Só para argumentar, admitamos que todo esforço para alcançar a verdade seja
motivado por considerações sobre sua aplicação prática para atingir determinado
objetivo. Ainda assim, isto não explica por que uma teoria “ideológica” – isto é,
falsa – seria mais proveitosa do que uma teoria correta. O fato de a aplicação
prática de uma teoria produzir o resultado previsto é universalmente aceito como
uma confirmação de sua validade. É um paradoxo afirmar que uma doutrina falsa
possa ser mais útil do que uma doutrina correta.
Os homens usam armas de fogo. Para aprimorá-las, desenvolveu-se a balística.
Mas é claro que, precisamente porque desejavam uma maior eficácia, fosse para
caçar animais, fosse para se matarem uns aos outros, procuraram desenvolver uma
teoria balística correta. De nada serviria uma balística meramente “ideológica”.
Para os marxistas, não passa de uma “pretensão arrogante” o fato de os
cientistas afirmarem ter na simples busca do conhecimento uma motivação
suficiente para seu trabalho. Assim, afirmam que Maxwell chegou à sua teoria das
ondas eletromagnéticas graças a interesses comerciais na implantação do telégrafo
sem fio.59 É irrelevante, neste nosso exame da questão da ideologia, se isto é
verdade ou não. O que importa é saber se o suposto interesse dos industriais do
século XIX, que consideravam o telégrafo sem fio como “a pedra filosofal e o elixir
da juventude”,60 induziu Maxwell a formular uma teoria correta sobre as ondas
eletromagnéticas ou se o induziu a formular uma superestrutura ideológica dos
interesses egoístas da classe burguesa.
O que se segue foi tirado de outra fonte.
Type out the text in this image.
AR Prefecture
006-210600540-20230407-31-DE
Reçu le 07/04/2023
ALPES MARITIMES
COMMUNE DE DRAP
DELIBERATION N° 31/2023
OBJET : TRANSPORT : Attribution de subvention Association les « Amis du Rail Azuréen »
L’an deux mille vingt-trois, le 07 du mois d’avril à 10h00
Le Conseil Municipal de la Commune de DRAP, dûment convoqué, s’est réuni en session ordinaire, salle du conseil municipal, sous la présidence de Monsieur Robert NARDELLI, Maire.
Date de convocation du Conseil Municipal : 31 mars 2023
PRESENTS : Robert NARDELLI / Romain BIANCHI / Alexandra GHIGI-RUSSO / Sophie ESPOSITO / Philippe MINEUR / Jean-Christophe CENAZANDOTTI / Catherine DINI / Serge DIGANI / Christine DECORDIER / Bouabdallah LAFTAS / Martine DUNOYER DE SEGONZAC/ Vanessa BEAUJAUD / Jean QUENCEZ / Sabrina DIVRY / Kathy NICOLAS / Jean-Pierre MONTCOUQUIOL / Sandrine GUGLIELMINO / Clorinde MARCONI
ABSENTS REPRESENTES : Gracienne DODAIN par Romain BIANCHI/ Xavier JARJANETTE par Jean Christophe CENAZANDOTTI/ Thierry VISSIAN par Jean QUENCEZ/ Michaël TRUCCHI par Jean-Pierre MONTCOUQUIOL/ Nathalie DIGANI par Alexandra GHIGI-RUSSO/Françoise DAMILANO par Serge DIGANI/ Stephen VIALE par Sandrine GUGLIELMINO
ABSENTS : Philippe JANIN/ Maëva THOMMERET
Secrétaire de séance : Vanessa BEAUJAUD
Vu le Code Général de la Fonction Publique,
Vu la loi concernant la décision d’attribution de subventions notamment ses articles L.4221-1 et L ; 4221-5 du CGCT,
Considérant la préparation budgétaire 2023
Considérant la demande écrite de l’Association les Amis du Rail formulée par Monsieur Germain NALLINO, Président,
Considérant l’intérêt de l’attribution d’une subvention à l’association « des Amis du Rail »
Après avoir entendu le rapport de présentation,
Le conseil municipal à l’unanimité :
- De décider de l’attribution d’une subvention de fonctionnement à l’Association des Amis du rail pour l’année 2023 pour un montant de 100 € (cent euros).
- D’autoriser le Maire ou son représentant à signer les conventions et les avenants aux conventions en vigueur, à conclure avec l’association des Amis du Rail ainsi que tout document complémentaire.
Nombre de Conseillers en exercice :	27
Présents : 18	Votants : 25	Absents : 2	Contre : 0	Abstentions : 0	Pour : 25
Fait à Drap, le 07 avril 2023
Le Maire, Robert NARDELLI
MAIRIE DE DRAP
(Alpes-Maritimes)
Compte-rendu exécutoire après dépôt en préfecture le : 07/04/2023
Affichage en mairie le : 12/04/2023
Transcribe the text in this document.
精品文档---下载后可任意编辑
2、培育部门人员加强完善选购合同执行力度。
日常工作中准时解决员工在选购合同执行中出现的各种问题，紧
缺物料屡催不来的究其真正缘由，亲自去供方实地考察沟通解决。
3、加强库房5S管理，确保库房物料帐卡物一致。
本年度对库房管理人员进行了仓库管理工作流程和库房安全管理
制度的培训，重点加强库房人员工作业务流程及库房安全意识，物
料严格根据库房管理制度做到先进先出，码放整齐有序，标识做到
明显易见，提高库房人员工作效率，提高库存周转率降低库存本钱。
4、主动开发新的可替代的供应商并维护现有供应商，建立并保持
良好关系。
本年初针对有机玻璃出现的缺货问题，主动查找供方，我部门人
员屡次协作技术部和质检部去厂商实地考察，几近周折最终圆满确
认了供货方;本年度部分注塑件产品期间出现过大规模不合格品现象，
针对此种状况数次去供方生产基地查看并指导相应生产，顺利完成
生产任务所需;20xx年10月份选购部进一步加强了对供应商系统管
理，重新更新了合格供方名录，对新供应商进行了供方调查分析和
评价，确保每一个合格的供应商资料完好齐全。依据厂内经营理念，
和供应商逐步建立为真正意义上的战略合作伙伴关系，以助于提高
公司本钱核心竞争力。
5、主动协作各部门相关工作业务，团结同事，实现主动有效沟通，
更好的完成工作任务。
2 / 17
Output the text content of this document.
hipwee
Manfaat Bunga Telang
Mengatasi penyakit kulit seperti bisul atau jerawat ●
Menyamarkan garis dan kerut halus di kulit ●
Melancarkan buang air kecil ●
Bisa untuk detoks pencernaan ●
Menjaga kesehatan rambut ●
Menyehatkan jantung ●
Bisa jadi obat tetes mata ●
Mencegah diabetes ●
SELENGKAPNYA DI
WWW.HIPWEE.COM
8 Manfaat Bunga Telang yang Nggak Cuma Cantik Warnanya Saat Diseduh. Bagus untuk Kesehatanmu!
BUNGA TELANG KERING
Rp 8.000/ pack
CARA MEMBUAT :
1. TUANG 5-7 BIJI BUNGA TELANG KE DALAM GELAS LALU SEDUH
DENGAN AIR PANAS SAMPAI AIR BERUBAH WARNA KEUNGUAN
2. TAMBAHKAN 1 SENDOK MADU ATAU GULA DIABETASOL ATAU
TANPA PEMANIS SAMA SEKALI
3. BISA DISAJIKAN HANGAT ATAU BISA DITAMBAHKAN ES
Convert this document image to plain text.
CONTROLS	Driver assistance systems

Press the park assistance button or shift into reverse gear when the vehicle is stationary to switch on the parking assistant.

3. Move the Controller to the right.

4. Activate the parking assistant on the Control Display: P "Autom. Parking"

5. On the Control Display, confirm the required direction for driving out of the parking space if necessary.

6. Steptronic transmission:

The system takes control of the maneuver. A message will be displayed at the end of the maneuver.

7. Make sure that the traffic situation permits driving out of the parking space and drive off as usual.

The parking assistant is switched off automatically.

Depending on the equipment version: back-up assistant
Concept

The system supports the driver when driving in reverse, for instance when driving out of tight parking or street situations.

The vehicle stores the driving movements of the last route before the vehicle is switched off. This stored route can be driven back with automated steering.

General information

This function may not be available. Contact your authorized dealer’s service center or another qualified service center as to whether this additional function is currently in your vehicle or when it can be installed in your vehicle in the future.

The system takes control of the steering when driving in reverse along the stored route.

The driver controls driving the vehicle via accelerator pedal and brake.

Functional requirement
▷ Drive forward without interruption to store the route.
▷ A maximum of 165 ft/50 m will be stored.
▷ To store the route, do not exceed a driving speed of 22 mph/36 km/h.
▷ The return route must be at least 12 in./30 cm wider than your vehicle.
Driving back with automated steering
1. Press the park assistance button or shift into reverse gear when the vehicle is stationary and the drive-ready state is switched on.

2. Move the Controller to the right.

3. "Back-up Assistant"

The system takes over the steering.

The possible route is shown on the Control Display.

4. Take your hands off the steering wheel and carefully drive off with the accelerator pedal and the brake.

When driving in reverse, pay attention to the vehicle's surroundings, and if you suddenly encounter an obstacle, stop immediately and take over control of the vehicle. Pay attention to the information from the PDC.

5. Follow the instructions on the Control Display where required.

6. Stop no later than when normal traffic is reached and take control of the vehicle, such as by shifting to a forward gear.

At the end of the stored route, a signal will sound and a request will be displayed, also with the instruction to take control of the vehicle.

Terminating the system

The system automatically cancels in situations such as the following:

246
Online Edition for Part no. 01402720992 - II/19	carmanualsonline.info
Não há dúvida de que a pesquisa
bacteriológica foi motivada não apenas pelo desejo de combater doenças
contagiosas, mas também pelo desejo dos produtores de vinho e de queijo em
melhorar seus métodos de produção. Mas o resultado obtido, certamente, não é
“ideológico”, no sentido com que os marxistas empregam este termo.
O que levou Marx a formular sua doutrina sobre ideologias foi o desejo de solapar
o prestígio da ciência econômica. Marx tinha plena consciência da sua incapacidade
para refutar as objeções levantadas pelos economistas quanto à praticabilidade dos
projetos visionários dos socialistas. Na verdade, estava tão fascinado pelas teorias
dos economistas clássicos ingleses, que as considerava intocáveis. Ou Marx nunca
chegou, a saber, das dúvidas que a teoria clássica de valor suscitava nas mentes
mais judiciosas, ou, se chegou, a saber, não compreendeu suas transcendências.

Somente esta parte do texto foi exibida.